Jetzt allerdings war es Nacht, und überall schwirrte es von Insekten. Die Mückenschwärme und seine Müdigkeit hatten ihn schließlich doch auf die Pritsche gezwungen. Um ihn her schliefen die Matrosen im trüben Dämmerlicht. Swarge und seine Frau lagen in ihrem abgetrennten Schlafplatz. Skelly teilte ihr Bett mit dem Kater und hatte sich schützend um das orangefarbene Untier gerollt. Offenbar war Skelly die Nichte des Kapitäns. Das arme Mädchen würde das Schiff aller Wahrscheinlichkeit nach einmal erben und musste das Handwerk deshalb von Grund auf lernen. Der Maat Hennesey lag ausgestreckt auf der Pritsche, ein Arm ragte so weit darüber hinaus, dass seine Hand das Deck berührte. Die Luft war erfüllt vom Schweiß der Matrosen, dem röchelnden Schnarchen und einem gelegentlichen Grunzen, wenn sich einer im Schlaf umdrehte.
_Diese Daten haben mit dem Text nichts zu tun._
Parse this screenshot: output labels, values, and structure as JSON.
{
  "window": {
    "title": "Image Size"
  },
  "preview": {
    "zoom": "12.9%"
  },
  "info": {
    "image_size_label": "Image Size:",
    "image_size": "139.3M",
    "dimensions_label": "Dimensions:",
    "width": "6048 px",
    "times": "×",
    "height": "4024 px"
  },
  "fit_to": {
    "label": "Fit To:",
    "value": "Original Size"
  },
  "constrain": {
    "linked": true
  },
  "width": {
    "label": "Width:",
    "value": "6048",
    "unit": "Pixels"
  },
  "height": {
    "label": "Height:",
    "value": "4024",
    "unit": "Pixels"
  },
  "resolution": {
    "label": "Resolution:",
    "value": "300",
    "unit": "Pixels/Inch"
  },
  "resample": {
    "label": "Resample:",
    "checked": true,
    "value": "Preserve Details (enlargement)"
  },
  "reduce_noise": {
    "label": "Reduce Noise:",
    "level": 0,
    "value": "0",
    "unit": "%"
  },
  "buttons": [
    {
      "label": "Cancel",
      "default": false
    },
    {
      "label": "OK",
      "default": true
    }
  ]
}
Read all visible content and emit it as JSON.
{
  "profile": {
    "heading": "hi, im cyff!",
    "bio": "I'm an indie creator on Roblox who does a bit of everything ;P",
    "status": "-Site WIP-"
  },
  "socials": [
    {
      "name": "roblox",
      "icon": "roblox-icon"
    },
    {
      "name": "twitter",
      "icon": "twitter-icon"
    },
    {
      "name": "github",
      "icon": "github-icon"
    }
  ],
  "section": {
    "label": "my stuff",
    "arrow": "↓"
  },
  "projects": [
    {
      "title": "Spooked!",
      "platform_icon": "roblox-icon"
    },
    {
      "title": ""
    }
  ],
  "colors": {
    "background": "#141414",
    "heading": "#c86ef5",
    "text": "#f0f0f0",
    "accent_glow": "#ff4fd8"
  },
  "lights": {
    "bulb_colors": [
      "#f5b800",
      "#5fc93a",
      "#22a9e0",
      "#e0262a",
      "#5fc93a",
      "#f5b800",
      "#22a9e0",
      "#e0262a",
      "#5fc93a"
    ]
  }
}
Sedric hatte die Wahl zwischen vier noch nicht belegten Pritschen gehabt. Augenscheinlich hatte Leftrin einst eine größere Mannschaft auf seinem Schiff beschäftigt. Sedric hatte sich eines der unteren Betten ausgesucht, und Skelly hatte für ihn ohne großes Murren ihre Habseligkeiten geräumt. Sie hatte ihm sogar zwei Decken auf die Matratze geworfen. Die Liegen waren schmal und kurz. Während er auf der Kante saß, versuchte er, nicht an Flöhe, Läuse oder gar noch größeres Ungeziefer zu denken. Zwar hatte die ordentlich gefaltete Decke einigermaßen sauber gewirkt, aber er hatte sie nur im Schein der Lampe gesehen. In die Geräusche der schlafenden Mannschaft mischte sich das Plätschern des Wassers draußen. Das ätzende Wasser des grauen Flusses erschien ihm nun viel näher und bedrohlicher als auf dem großen und stattlichen Lebensschiff. Der Kahn war niedriger, und selbst im Zimmer roch man den modrigen Geruch des Wassers und des Dschungels ringsum.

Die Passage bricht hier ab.